With numerous groups gathering in a variety of locations, police have primarily focused on the nightly demonstrations in the three park blocks across the street from the Justice Center and the Federal courthouse. The Justice Center serves as the Multnomah County’s Sheriff’s office and the Multnomah County Detention Center.
The center also has four courtrooms, and on the backside of the building is the central precinct for the Portland Police Bureau. Here, police have declared riots at largely peaceful protests and indiscriminately deployed tear gas, stun grenades, and rubber bullets into crowds of hundreds of protesters.
On July 11, these federal officers set up right outside the courthouse doors and shot tear gas and rubber bullets against peaceful protesters. Donavan Labella, a 26-year-old protester, was standing across the street holding a speaker over his head with both hands when the officers threw a tear gas canister at him. Labella lightly tossed the gas canister into the empty street between him and the officers. As he continued holding the speaker above his head, the police shot him in the face. Other protesters immediately came to Labella’s aid and got him away from the scene. As of July 16, he has had to have facial reconstruction surgery and his GoFundMe said he was recovering from brain damage and loss of vision. The long-term damage was still unclear.

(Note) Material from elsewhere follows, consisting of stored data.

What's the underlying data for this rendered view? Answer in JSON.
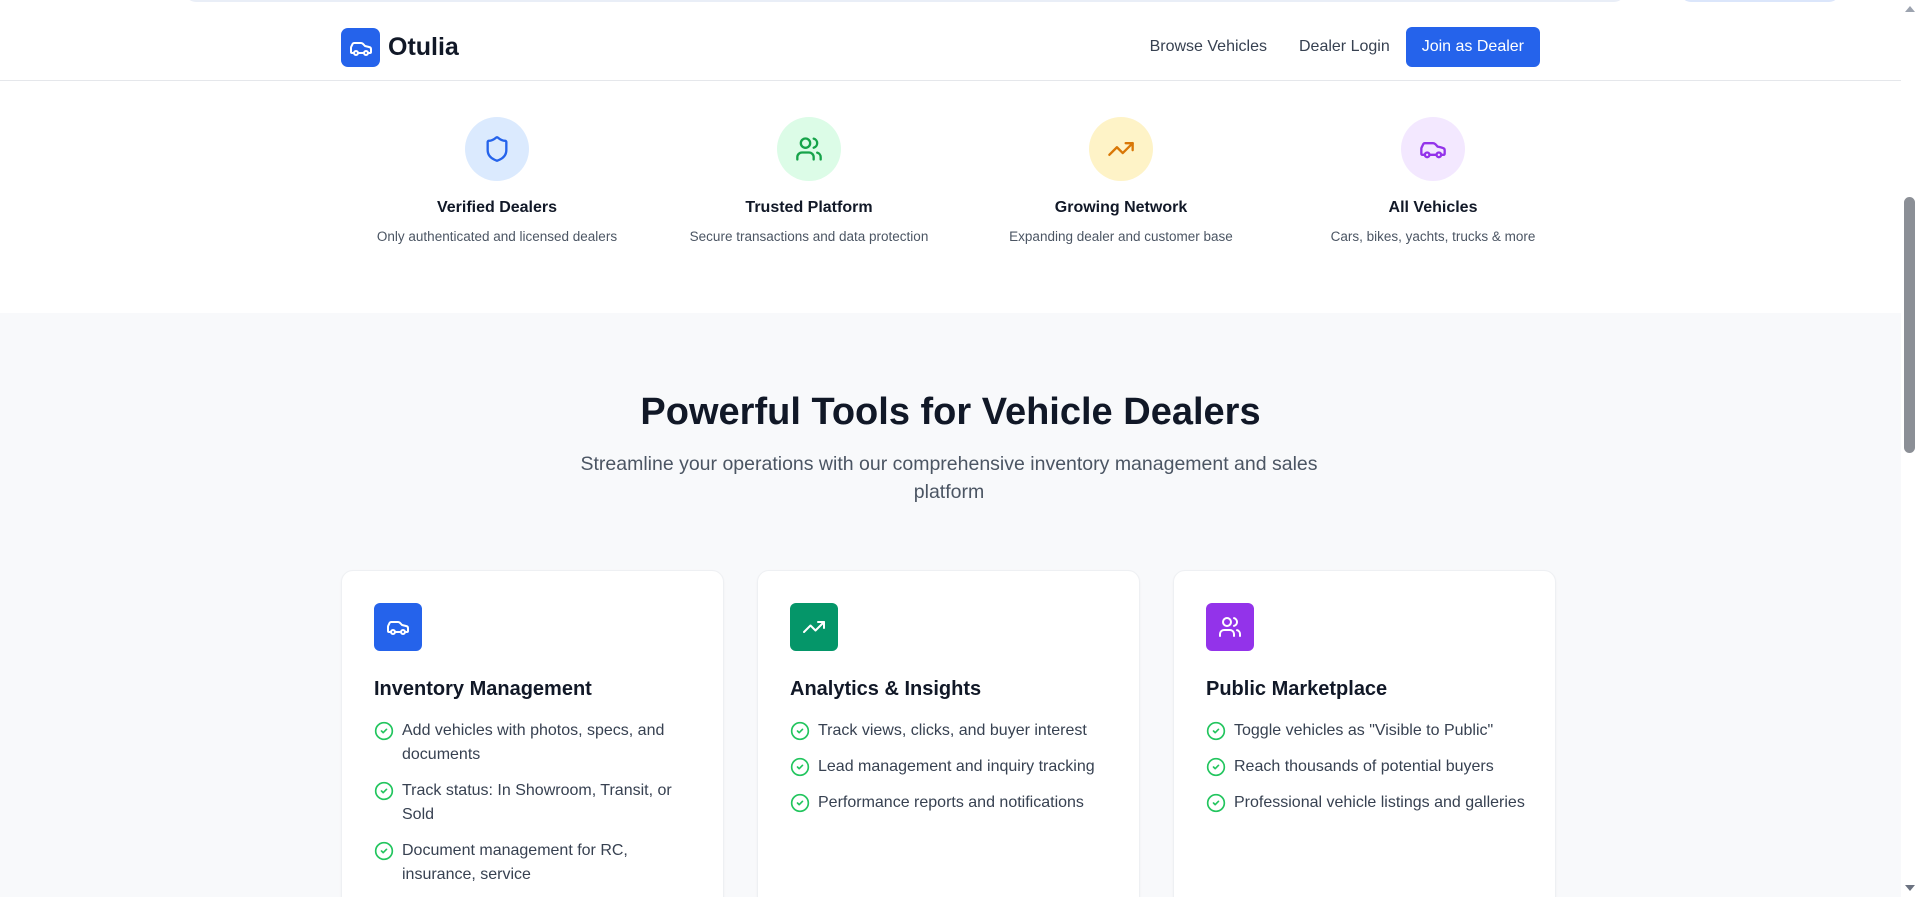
{
  "header": {
    "brand": "Otulia",
    "nav": {
      "browse": "Browse Vehicles",
      "login": "Dealer Login",
      "join": "Join as Dealer"
    }
  },
  "badges": [
    {
      "title": "Verified Dealers",
      "desc": "Only authenticated and licensed dealers",
      "icon": "shield-icon",
      "color": "#2563eb",
      "bg": "#dbeafe"
    },
    {
      "title": "Trusted Platform",
      "desc": "Secure transactions and data protection",
      "icon": "users-icon",
      "color": "#16a34a",
      "bg": "#dcfce7"
    },
    {
      "title": "Growing Network",
      "desc": "Expanding dealer and customer base",
      "icon": "trending-up-icon",
      "color": "#d97706",
      "bg": "#fef3c7"
    },
    {
      "title": "All Vehicles",
      "desc": "Cars, bikes, yachts, trucks & more",
      "icon": "car-icon",
      "color": "#9333ea",
      "bg": "#f3e8ff"
    }
  ],
  "tools": {
    "title": "Powerful Tools for Vehicle Dealers",
    "subtitle": "Streamline your operations with our comprehensive inventory management and sales platform",
    "cards": [
      {
        "title": "Inventory Management",
        "icon": "car-icon",
        "color": "#2563eb",
        "items": [
          "Add vehicles with photos, specs, and documents",
          "Track status: In Showroom, Transit, or Sold",
          "Document management for RC, insurance, service"
        ]
      },
      {
        "title": "Analytics & Insights",
        "icon": "trending-up-icon",
        "color": "#059669",
        "items": [
          "Track views, clicks, and buyer interest",
          "Lead management and inquiry tracking",
          "Performance reports and notifications"
        ]
      },
      {
        "title": "Public Marketplace",
        "icon": "users-icon",
        "color": "#9333ea",
        "items": [
          "Toggle vehicles as \"Visible to Public\"",
          "Reach thousands of potential buyers",
          "Professional vehicle listings and galleries"
        ]
      }
    ]
  }
}
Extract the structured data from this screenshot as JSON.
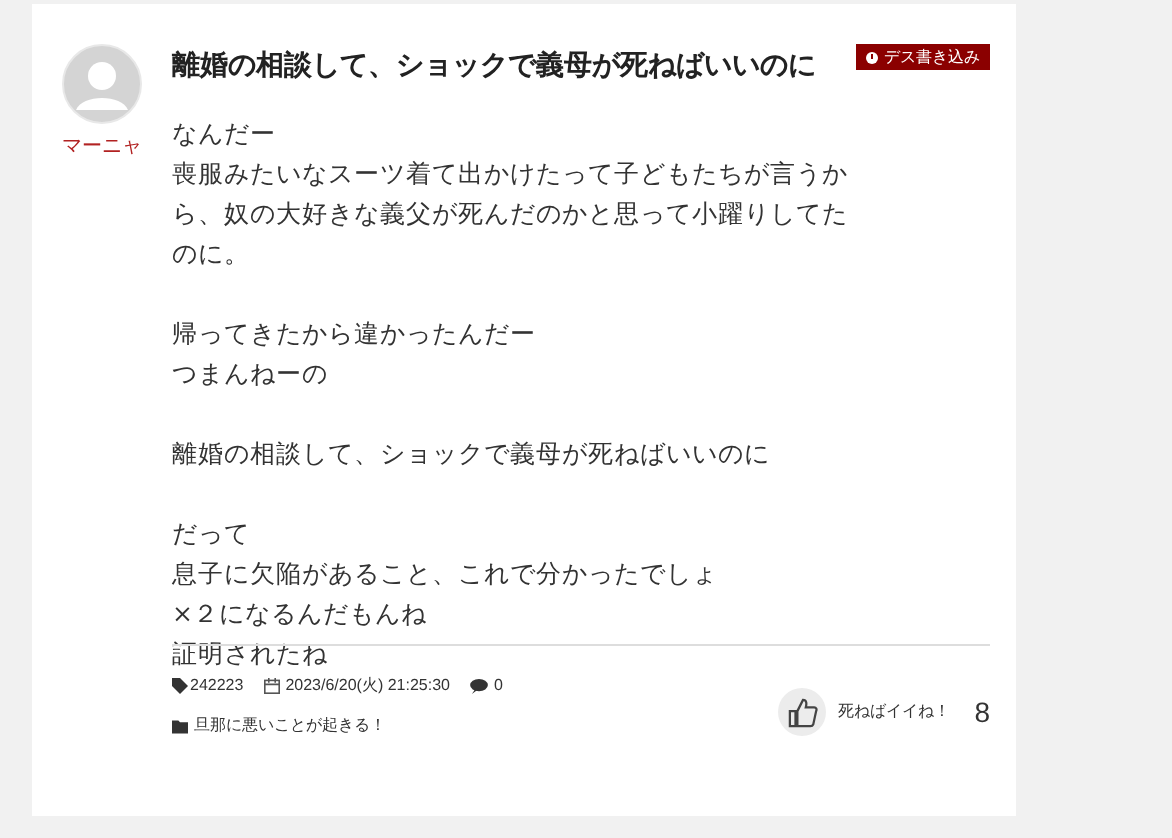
{
  "post": {
    "author": "マーニャ",
    "title": "離婚の相談して、ショックで義母が死ねばいいのに",
    "badge": "デス書き込み",
    "paragraphs": [
      [
        "なんだー",
        "喪服みたいなスーツ着て出かけたって子どもたちが言うから、奴の大好きな義父が死んだのかと思って小躍りしてたのに。"
      ],
      [
        "帰ってきたから違かったんだー",
        "つまんねーの"
      ],
      [
        "離婚の相談して、ショックで義母が死ねばいいのに"
      ],
      [
        "だって",
        "息子に欠陥があること、これで分かったでしょ",
        "×２になるんだもんね",
        "証明されたね"
      ]
    ],
    "id": "242223",
    "date": "2023/6/20(火) 21:25:30",
    "comments": "0",
    "category": "旦那に悪いことが起きる！",
    "like_label": "死ねばイイね！",
    "like_count": "8"
  }
}
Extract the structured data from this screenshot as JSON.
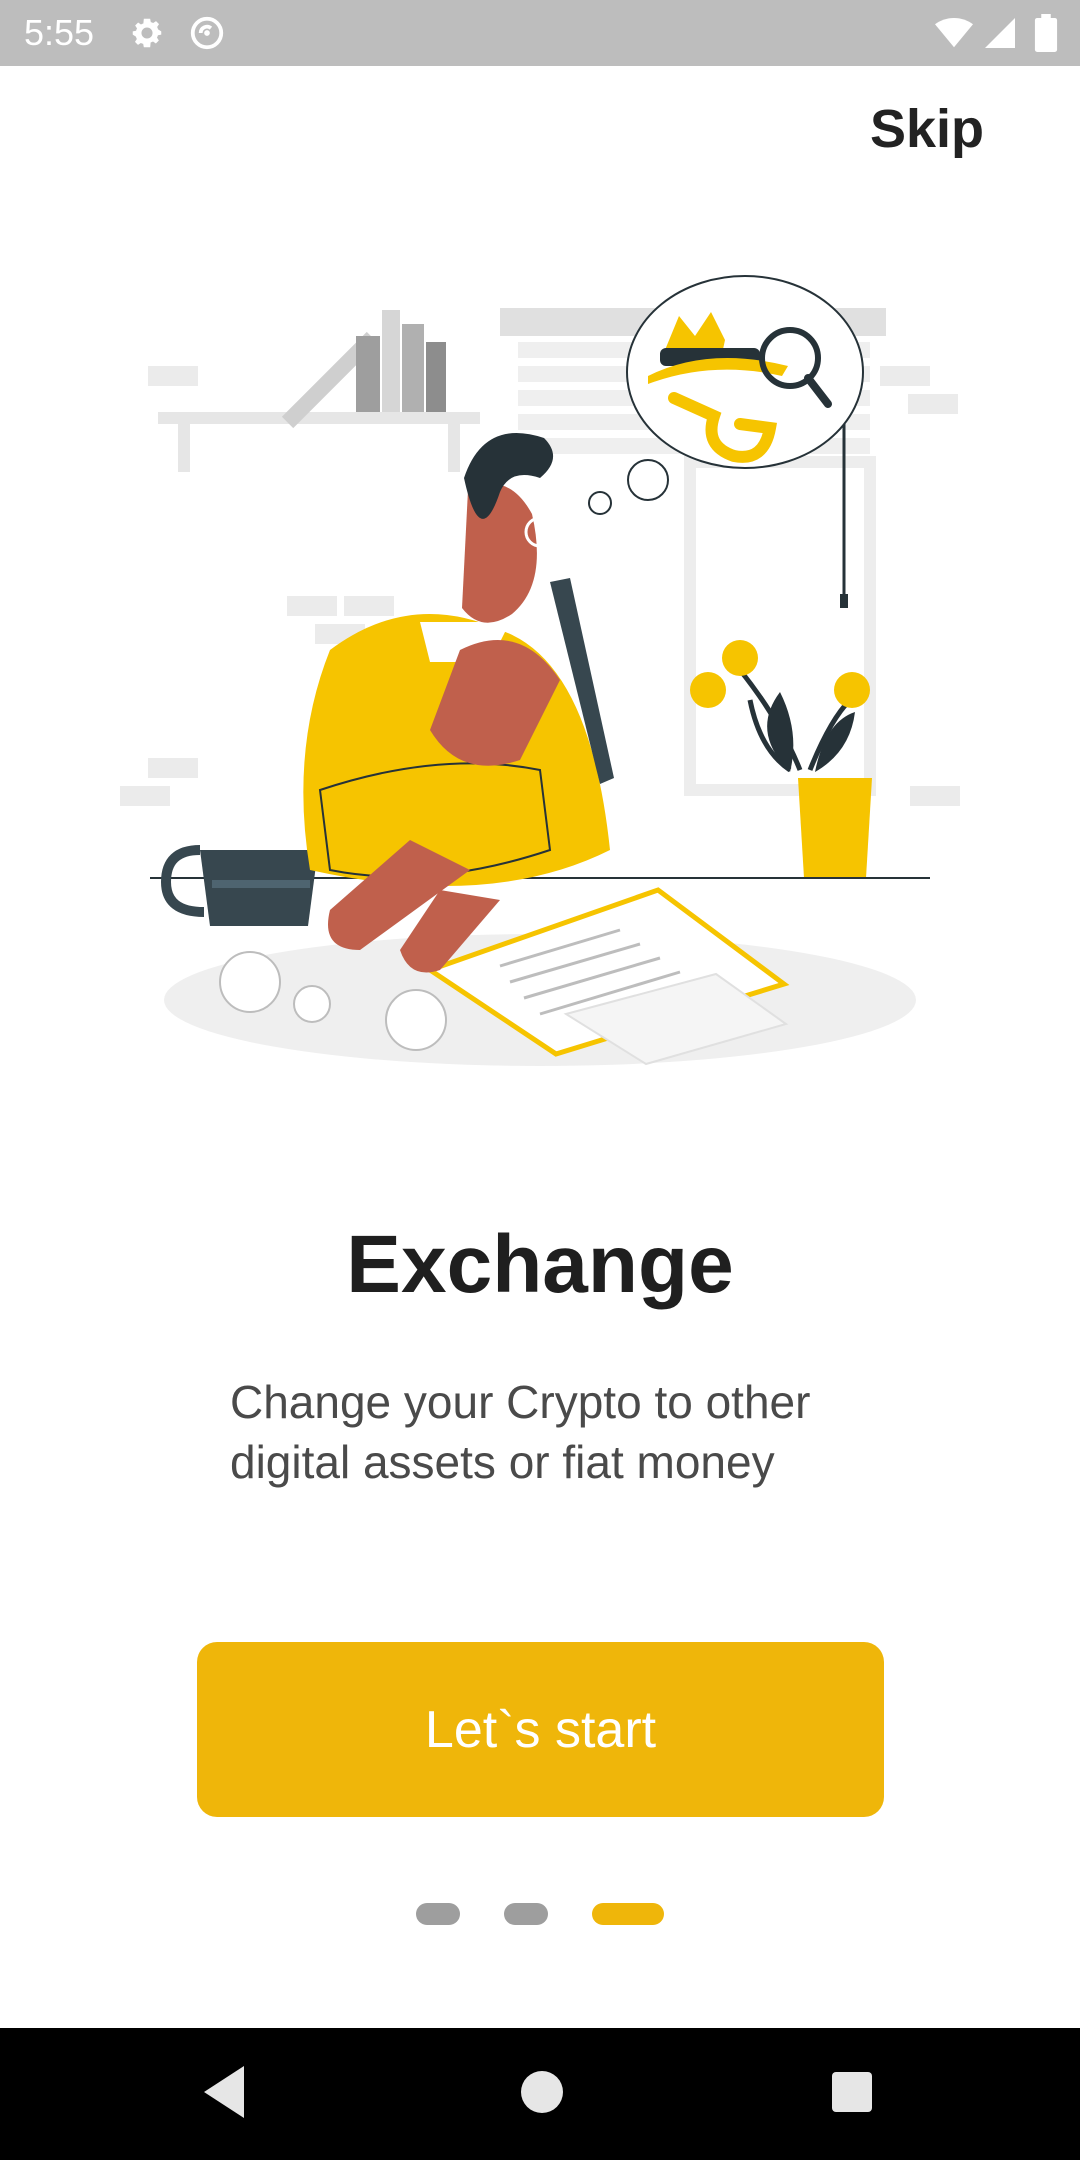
{
  "status_bar": {
    "time": "5:55",
    "icons": [
      "gear-icon",
      "sync-icon",
      "wifi-icon",
      "signal-icon",
      "battery-icon"
    ]
  },
  "header": {
    "skip_label": "Skip"
  },
  "onboarding": {
    "title": "Exchange",
    "subtitle": "Change your Crypto to other digital assets or fiat money",
    "cta_label": "Let`s start",
    "pages_total": 3,
    "current_page": 3
  },
  "nav_bar": {
    "icons": [
      "back-icon",
      "home-icon",
      "recents-icon"
    ]
  },
  "colors": {
    "accent": "#efb60a",
    "status_bar": "#bdbdbd",
    "dot_inactive": "#9e9e9e",
    "title_text": "#1f1f1f",
    "body_text": "#4a4a4a"
  }
}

The same night a person was having a seizure on the sidewalk when the feds pinned him down and detained him while other officers kept protesters and street medics away before deploying tear gas.
Local officials have publicly condemned the grotesque brutality from federal officers despite the fact that the mayor, with the support of the local officials, had ordered the Portland Police to carry out shocking violence against peaceful protesters as well.
Even mutual aid groups have come under attack by the police. A group of protesters called Riot Ribs set up a tent and a grill at one of the parks blocks and were cooking free food for anyone in the area. With many of the volunteers being houseless themselves, this mutual aid group was making thousands of dollars in donations nightly and serving mainly protesters and houseless people. On the morning of July 16, the Portland Police raided the park and cleared the area of protesters and people who were camping there. Most if not all were sleeping when the police gave everyone less than ten minutes to leave. They stole all of Riot Ribs’ supplies and cash donations and arrested three of the volunteers. All three were released later that day and with quick donations they were able to set up again across the street from the park.
That same morning, a protester was following police orders to leave the area and was biking away when police knocked him off his bike and arrested him.
While a rhetorical feud ensues between local and federal politicians for “control,” at night both local and federal officers commit indiscriminate violence against hundreds of protesters.
Yet Portlanders continue to take to the streets. No justice, no peace!